Locals line up to enter a polling station on the first day of early in-person voting in an area still badly affected by the storm, in Asheville, North Carolina, U.S., October 17, 2024.
Jonathan Drake | Reuters
More than 46 million Americans have cast ballots in the 2024 election as of Tuesday morning, according to NBC Newstracker, representing over a quarter of the expected electorate.
Both candidates, Vice President Kamala Harris and former President Donald Trump, have encouraged voters to go to the polls as soon as possible.
A week before the Nov. 5 election, early voting is underway in all seven battleground states, along with dozens more. Reports of hours-long queues outside polling stations have already surfaced on social media as voters throng the limited number of municipal venues set up to host early voting.
While millions of Americans have lined up to vote in person, another 20 million have mailed in their ballots.
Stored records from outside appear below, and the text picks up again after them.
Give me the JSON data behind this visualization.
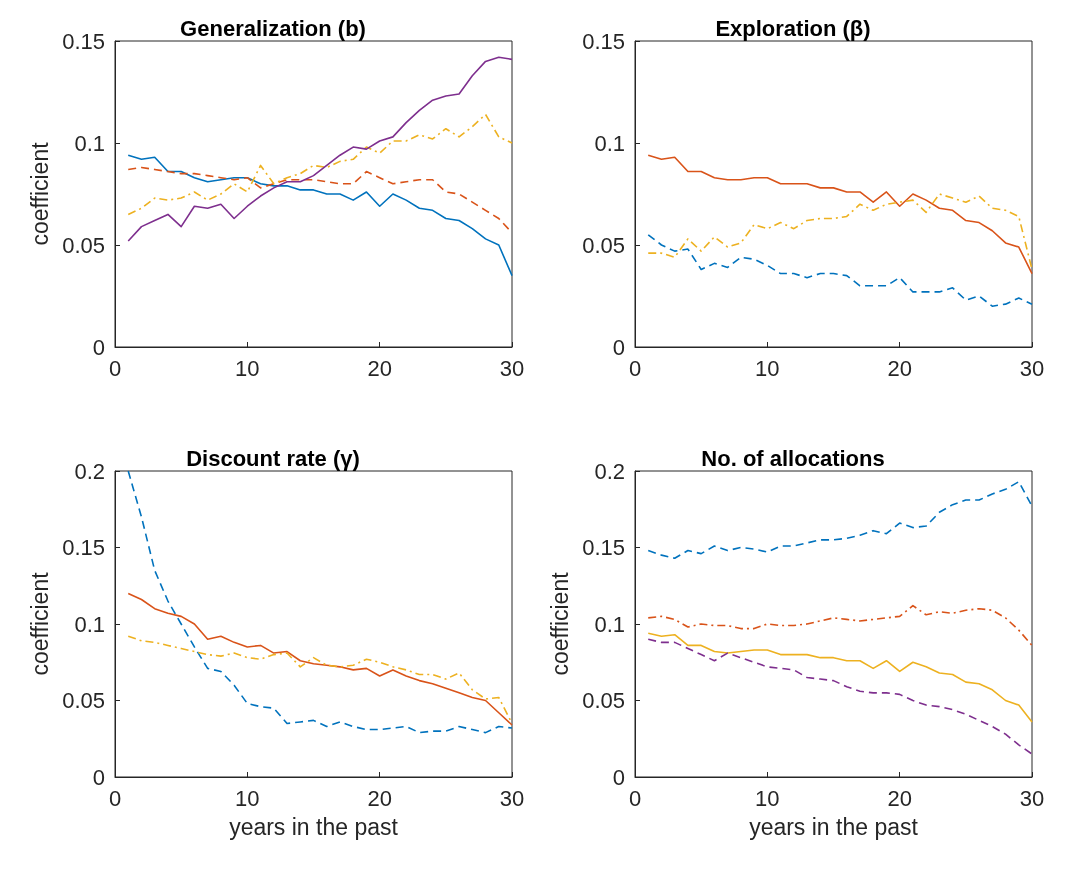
{
  "chart_data": [
    {
      "type": "line",
      "title": "Generalization (b)",
      "ylabel": "coefficient",
      "x": [
        1,
        2,
        3,
        4,
        5,
        6,
        7,
        8,
        9,
        10,
        11,
        12,
        13,
        14,
        15,
        16,
        17,
        18,
        19,
        20,
        21,
        22,
        23,
        24,
        25,
        26,
        27,
        28,
        29,
        30
      ],
      "xlim": [
        0,
        30
      ],
      "xticks": [
        0,
        10,
        20,
        30
      ],
      "ylim": [
        0,
        0.15
      ],
      "yticks": [
        0,
        0.05,
        0.1,
        0.15
      ],
      "series": [
        {
          "color": "#0072bd",
          "line_style": "solid",
          "values": [
            0.094,
            0.092,
            0.093,
            0.086,
            0.086,
            0.083,
            0.081,
            0.082,
            0.083,
            0.083,
            0.08,
            0.079,
            0.079,
            0.077,
            0.077,
            0.075,
            0.075,
            0.072,
            0.076,
            0.069,
            0.075,
            0.072,
            0.068,
            0.067,
            0.063,
            0.062,
            0.058,
            0.053,
            0.05,
            0.035
          ]
        },
        {
          "color": "#d95319",
          "line_style": "dashed",
          "values": [
            0.087,
            0.088,
            0.087,
            0.086,
            0.085,
            0.085,
            0.084,
            0.083,
            0.082,
            0.083,
            0.078,
            0.08,
            0.082,
            0.082,
            0.082,
            0.081,
            0.08,
            0.08,
            0.086,
            0.083,
            0.08,
            0.081,
            0.082,
            0.082,
            0.076,
            0.075,
            0.071,
            0.067,
            0.063,
            0.056
          ]
        },
        {
          "color": "#edb120",
          "line_style": "dashdot",
          "values": [
            0.065,
            0.068,
            0.073,
            0.072,
            0.073,
            0.076,
            0.072,
            0.075,
            0.08,
            0.076,
            0.089,
            0.08,
            0.083,
            0.085,
            0.089,
            0.088,
            0.091,
            0.092,
            0.098,
            0.095,
            0.101,
            0.101,
            0.104,
            0.102,
            0.107,
            0.103,
            0.108,
            0.114,
            0.103,
            0.1
          ]
        },
        {
          "color": "#7e2f8e",
          "line_style": "solid",
          "values": [
            0.052,
            0.059,
            0.062,
            0.065,
            0.059,
            0.069,
            0.068,
            0.07,
            0.063,
            0.069,
            0.074,
            0.078,
            0.081,
            0.081,
            0.084,
            0.089,
            0.094,
            0.098,
            0.097,
            0.101,
            0.103,
            0.11,
            0.116,
            0.121,
            0.123,
            0.124,
            0.133,
            0.14,
            0.142,
            0.141
          ]
        }
      ]
    },
    {
      "type": "line",
      "title": "Exploration (β)",
      "x": [
        1,
        2,
        3,
        4,
        5,
        6,
        7,
        8,
        9,
        10,
        11,
        12,
        13,
        14,
        15,
        16,
        17,
        18,
        19,
        20,
        21,
        22,
        23,
        24,
        25,
        26,
        27,
        28,
        29,
        30
      ],
      "xlim": [
        0,
        30
      ],
      "xticks": [
        0,
        10,
        20,
        30
      ],
      "ylim": [
        0,
        0.15
      ],
      "yticks": [
        0,
        0.05,
        0.1,
        0.15
      ],
      "series": [
        {
          "color": "#d95319",
          "line_style": "solid",
          "values": [
            0.094,
            0.092,
            0.093,
            0.086,
            0.086,
            0.083,
            0.082,
            0.082,
            0.083,
            0.083,
            0.08,
            0.08,
            0.08,
            0.078,
            0.078,
            0.076,
            0.076,
            0.071,
            0.076,
            0.069,
            0.075,
            0.072,
            0.068,
            0.067,
            0.062,
            0.061,
            0.057,
            0.051,
            0.049,
            0.036
          ]
        },
        {
          "color": "#edb120",
          "line_style": "dashdot",
          "values": [
            0.046,
            0.046,
            0.044,
            0.053,
            0.047,
            0.054,
            0.049,
            0.051,
            0.06,
            0.058,
            0.061,
            0.058,
            0.062,
            0.063,
            0.063,
            0.064,
            0.07,
            0.067,
            0.07,
            0.071,
            0.072,
            0.066,
            0.075,
            0.073,
            0.071,
            0.074,
            0.068,
            0.067,
            0.064,
            0.038
          ]
        },
        {
          "color": "#0072bd",
          "line_style": "dashed",
          "values": [
            0.055,
            0.05,
            0.047,
            0.048,
            0.038,
            0.041,
            0.039,
            0.044,
            0.043,
            0.04,
            0.036,
            0.036,
            0.034,
            0.036,
            0.036,
            0.035,
            0.03,
            0.03,
            0.03,
            0.034,
            0.027,
            0.027,
            0.027,
            0.029,
            0.023,
            0.025,
            0.02,
            0.021,
            0.024,
            0.021
          ]
        }
      ]
    },
    {
      "type": "line",
      "title": "Discount rate (γ)",
      "xlabel": "years in the past",
      "ylabel": "coefficient",
      "x": [
        1,
        2,
        3,
        4,
        5,
        6,
        7,
        8,
        9,
        10,
        11,
        12,
        13,
        14,
        15,
        16,
        17,
        18,
        19,
        20,
        21,
        22,
        23,
        24,
        25,
        26,
        27,
        28,
        29,
        30
      ],
      "xlim": [
        0,
        30
      ],
      "xticks": [
        0,
        10,
        20,
        30
      ],
      "ylim": [
        0,
        0.2
      ],
      "yticks": [
        0,
        0.05,
        0.1,
        0.15,
        0.2
      ],
      "series": [
        {
          "color": "#0072bd",
          "line_style": "dashed",
          "values": [
            0.2,
            0.17,
            0.135,
            0.115,
            0.1,
            0.085,
            0.071,
            0.069,
            0.06,
            0.048,
            0.046,
            0.045,
            0.035,
            0.036,
            0.037,
            0.033,
            0.036,
            0.033,
            0.031,
            0.031,
            0.032,
            0.033,
            0.029,
            0.03,
            0.03,
            0.033,
            0.031,
            0.029,
            0.033,
            0.032
          ]
        },
        {
          "color": "#d95319",
          "line_style": "solid",
          "values": [
            0.12,
            0.116,
            0.11,
            0.107,
            0.105,
            0.1,
            0.09,
            0.092,
            0.088,
            0.085,
            0.086,
            0.081,
            0.082,
            0.076,
            0.074,
            0.073,
            0.072,
            0.07,
            0.071,
            0.066,
            0.07,
            0.066,
            0.063,
            0.061,
            0.058,
            0.055,
            0.052,
            0.05,
            0.042,
            0.034
          ]
        },
        {
          "color": "#edb120",
          "line_style": "dashdot",
          "values": [
            0.092,
            0.089,
            0.088,
            0.086,
            0.084,
            0.082,
            0.08,
            0.079,
            0.081,
            0.078,
            0.077,
            0.08,
            0.081,
            0.072,
            0.078,
            0.073,
            0.072,
            0.073,
            0.077,
            0.075,
            0.072,
            0.07,
            0.067,
            0.067,
            0.064,
            0.068,
            0.057,
            0.051,
            0.052,
            0.035
          ]
        }
      ]
    },
    {
      "type": "line",
      "title": "No. of allocations",
      "xlabel": "years in the past",
      "ylabel": "coefficient",
      "x": [
        1,
        2,
        3,
        4,
        5,
        6,
        7,
        8,
        9,
        10,
        11,
        12,
        13,
        14,
        15,
        16,
        17,
        18,
        19,
        20,
        21,
        22,
        23,
        24,
        25,
        26,
        27,
        28,
        29,
        30
      ],
      "xlim": [
        0,
        30
      ],
      "xticks": [
        0,
        10,
        20,
        30
      ],
      "ylim": [
        0,
        0.2
      ],
      "yticks": [
        0,
        0.05,
        0.1,
        0.15,
        0.2
      ],
      "series": [
        {
          "color": "#0072bd",
          "line_style": "dashed",
          "values": [
            0.148,
            0.145,
            0.143,
            0.148,
            0.146,
            0.151,
            0.148,
            0.15,
            0.149,
            0.147,
            0.151,
            0.151,
            0.153,
            0.155,
            0.155,
            0.156,
            0.158,
            0.161,
            0.159,
            0.166,
            0.163,
            0.164,
            0.173,
            0.178,
            0.181,
            0.181,
            0.185,
            0.188,
            0.193,
            0.177
          ]
        },
        {
          "color": "#d95319",
          "line_style": "dashdot",
          "values": [
            0.104,
            0.105,
            0.103,
            0.098,
            0.1,
            0.099,
            0.099,
            0.097,
            0.097,
            0.1,
            0.099,
            0.099,
            0.1,
            0.102,
            0.104,
            0.103,
            0.102,
            0.103,
            0.104,
            0.105,
            0.112,
            0.106,
            0.108,
            0.107,
            0.109,
            0.11,
            0.109,
            0.104,
            0.096,
            0.086
          ]
        },
        {
          "color": "#edb120",
          "line_style": "solid",
          "values": [
            0.094,
            0.092,
            0.093,
            0.086,
            0.086,
            0.082,
            0.081,
            0.082,
            0.083,
            0.083,
            0.08,
            0.08,
            0.08,
            0.078,
            0.078,
            0.076,
            0.076,
            0.071,
            0.076,
            0.069,
            0.075,
            0.072,
            0.068,
            0.067,
            0.062,
            0.061,
            0.057,
            0.05,
            0.047,
            0.036
          ]
        },
        {
          "color": "#7e2f8e",
          "line_style": "dashed",
          "values": [
            0.09,
            0.088,
            0.088,
            0.084,
            0.08,
            0.076,
            0.081,
            0.078,
            0.075,
            0.072,
            0.071,
            0.07,
            0.065,
            0.064,
            0.063,
            0.059,
            0.056,
            0.055,
            0.055,
            0.054,
            0.05,
            0.047,
            0.046,
            0.044,
            0.041,
            0.037,
            0.033,
            0.028,
            0.021,
            0.015
          ]
        }
      ]
    }
  ]
}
According to her University of Florida Election Lab.
Certain states, such as his key presidential battlegrounds North Carolina and Agriculturereported that their early voter turnout is setting a record this election cycle.
In North Carolina, 353,166 ballots were accepted on the first day of early voting on Oct. 17, surpassing the 2020 first-day record, according to preliminary data from the State Board of Elections. As of Tuesday, more than 2.7 million votes had been cast across the state, according to NBC News.
Voters cast their ballots during the first day of early voting at a polling place in Wilmington, North Carolina, U.S., Thursday, Oct. 17, 2024. While no Democratic presidential candidate has won North Carolina since 2008, the campaign Harris sees the state’s 16 electoral votes as within reach after US President Joe Biden dropped out of the race.
Alison Joyce | Bloomberg | Getty Images
Georgia also broke the first-day early voting record with about 310,000 ballots cast on October 15. As of Tuesday, just under 3 million ballots had been cast.
These historic voter numbers are testing the limits of America’s early voting infrastructure, which operates with only a fraction of the workers and polling stations that will be open on Election Day.
Early voting aims to give Americans more convenient alternatives to vote on Election Day. In some states, early voting also allows election officials to begin processing or counting ballots to help spread the workload of counting votes over several days.
Election and voting laws are made by individual states, not the federal government. This creates a patchwork of election operations across the country, each governed by its own rules.
People stand in line at the Metropolitan Library to vote in the US presidential election on October 15, 2024 in Atlanta, Georgia. Early voting runs from October 15th to November 1st, election day is November 5th.
Megan Varner | Getty Images
Arizona, Michigan and Nevada, for example, are allowed to begin counting their ballots before November 5. But in Georgia, Wisconsin and Pennsylvania, counting may not begin until Election Day.
Early voting made up about two-thirds of the ballots cast in the 2020 election, according to Associated Press.
This massive total, more than 100 million votes, came in large part from the unique effects of the Covid-19 pandemic on American political life.
And while early voting data can provide useful indications of initial patterns within the electorate and voter enthusiasm, they are not a predictive measure of Election Day outcomes.